Immich’s architecture is pretty straightforward, and the installation process seemed simple so I decided to try setting one up myself, and mounting the 21 TB NAS as its primary storage location.
I ended up getting a cheap Beelink server machine, installed Linux, and then went about the Immich setup using docker compose. The entire process took about 2 hours, but it would take less time now that I’ve gone through the process once.
Once the server was set up, it’s just a matter of installing the phone app, pointing it to the server’s IP address, and then logging in. The phone app uploads your phone’s photos in the background. Once it’s been uploaded, the photo ingestion process includes indexing the photo, storing EXIF metadata like geodata, as well as using ML to extract semantic embeddings, detecting faces, and clustering them using DBSCAN. I tested it out in the app, and filtered for pictures of my wife and my child in Washington in order to get back all of my family pictures we took during a recent Seattle trip. It was seamless.
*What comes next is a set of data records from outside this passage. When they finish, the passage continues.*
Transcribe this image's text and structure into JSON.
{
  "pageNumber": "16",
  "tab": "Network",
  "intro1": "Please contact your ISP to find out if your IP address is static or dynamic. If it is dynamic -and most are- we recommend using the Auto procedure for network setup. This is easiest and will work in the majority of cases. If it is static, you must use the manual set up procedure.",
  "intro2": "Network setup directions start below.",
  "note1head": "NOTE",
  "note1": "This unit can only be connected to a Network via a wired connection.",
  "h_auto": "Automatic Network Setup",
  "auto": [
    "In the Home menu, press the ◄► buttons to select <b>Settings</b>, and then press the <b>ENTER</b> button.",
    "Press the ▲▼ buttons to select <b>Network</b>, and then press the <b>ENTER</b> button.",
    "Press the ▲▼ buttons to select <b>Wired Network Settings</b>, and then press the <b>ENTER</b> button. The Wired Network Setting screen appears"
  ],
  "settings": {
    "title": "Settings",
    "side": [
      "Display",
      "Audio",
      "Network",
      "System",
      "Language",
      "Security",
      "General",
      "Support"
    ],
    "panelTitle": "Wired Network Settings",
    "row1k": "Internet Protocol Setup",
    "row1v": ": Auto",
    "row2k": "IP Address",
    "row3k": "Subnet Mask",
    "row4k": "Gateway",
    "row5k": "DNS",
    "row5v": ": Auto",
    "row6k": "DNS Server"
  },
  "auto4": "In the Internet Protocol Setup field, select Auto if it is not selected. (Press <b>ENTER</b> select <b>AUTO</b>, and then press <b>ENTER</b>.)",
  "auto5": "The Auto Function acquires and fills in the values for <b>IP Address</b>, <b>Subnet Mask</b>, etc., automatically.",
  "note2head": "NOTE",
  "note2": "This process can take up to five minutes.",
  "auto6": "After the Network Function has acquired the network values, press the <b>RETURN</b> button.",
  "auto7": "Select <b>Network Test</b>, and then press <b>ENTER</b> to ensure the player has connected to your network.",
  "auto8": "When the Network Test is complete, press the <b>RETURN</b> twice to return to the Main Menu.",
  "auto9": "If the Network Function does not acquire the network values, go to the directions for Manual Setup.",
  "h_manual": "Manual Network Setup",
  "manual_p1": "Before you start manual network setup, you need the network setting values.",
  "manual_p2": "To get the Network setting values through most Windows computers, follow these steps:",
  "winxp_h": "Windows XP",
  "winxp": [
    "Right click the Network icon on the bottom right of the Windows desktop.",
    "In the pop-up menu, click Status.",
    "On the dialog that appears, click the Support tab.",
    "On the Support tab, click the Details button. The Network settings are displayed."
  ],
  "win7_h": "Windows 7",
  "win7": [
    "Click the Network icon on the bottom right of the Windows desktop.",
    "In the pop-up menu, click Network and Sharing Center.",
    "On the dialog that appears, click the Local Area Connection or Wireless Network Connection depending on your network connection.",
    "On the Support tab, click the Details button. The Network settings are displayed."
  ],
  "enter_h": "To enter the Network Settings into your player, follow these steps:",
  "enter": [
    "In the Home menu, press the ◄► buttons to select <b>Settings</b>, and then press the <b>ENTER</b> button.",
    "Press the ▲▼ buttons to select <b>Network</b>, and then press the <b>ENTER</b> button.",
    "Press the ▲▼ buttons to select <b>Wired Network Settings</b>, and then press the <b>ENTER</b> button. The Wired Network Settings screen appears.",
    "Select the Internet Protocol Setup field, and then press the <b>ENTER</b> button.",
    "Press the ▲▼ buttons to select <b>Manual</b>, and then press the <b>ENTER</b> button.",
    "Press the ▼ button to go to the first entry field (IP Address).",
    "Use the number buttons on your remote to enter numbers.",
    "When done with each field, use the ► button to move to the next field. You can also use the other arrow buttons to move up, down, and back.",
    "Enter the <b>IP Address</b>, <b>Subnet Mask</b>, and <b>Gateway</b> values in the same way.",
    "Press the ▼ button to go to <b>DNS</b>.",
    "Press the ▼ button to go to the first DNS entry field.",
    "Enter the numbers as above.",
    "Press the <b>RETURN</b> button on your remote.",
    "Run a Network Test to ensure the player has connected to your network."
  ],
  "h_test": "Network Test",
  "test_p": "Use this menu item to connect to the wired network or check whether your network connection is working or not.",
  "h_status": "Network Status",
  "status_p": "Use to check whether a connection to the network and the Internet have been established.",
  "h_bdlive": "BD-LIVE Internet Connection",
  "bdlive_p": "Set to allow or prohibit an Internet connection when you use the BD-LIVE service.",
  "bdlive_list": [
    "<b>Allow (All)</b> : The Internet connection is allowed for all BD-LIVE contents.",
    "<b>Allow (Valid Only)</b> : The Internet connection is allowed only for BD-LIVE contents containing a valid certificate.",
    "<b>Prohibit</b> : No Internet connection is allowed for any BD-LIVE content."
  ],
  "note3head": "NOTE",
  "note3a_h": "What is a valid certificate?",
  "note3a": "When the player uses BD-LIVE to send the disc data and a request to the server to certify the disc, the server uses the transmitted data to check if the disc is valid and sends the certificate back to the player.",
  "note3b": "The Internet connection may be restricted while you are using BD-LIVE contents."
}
However, this server is only set up for local use - we would only be able to access photo storage and back up photos when we’re at home. This is where Tailscale comes in. Tailscale offers a free tier personal VPN service which essentially allows you to add any device which has tailscale installed to its own network. So, I installed tailscale onto the server, as well as on every phone that needed access to that server (the app is lightweight, and only needs to be interfaced with during setup), and viola - now we have Immich access wherever we have internet.
All in all, the additional hardware I had to purchase was a little over $200 - less than 2 years of iCloud subscriptions, well worth the investment.
Looking back, small projects like this would not have been approachable without the experience I gained through my career with random development technologies, like devcontainers, postgres db, linux, ML, etc. It’s always exciting when my work skills can be utilized in my personal life.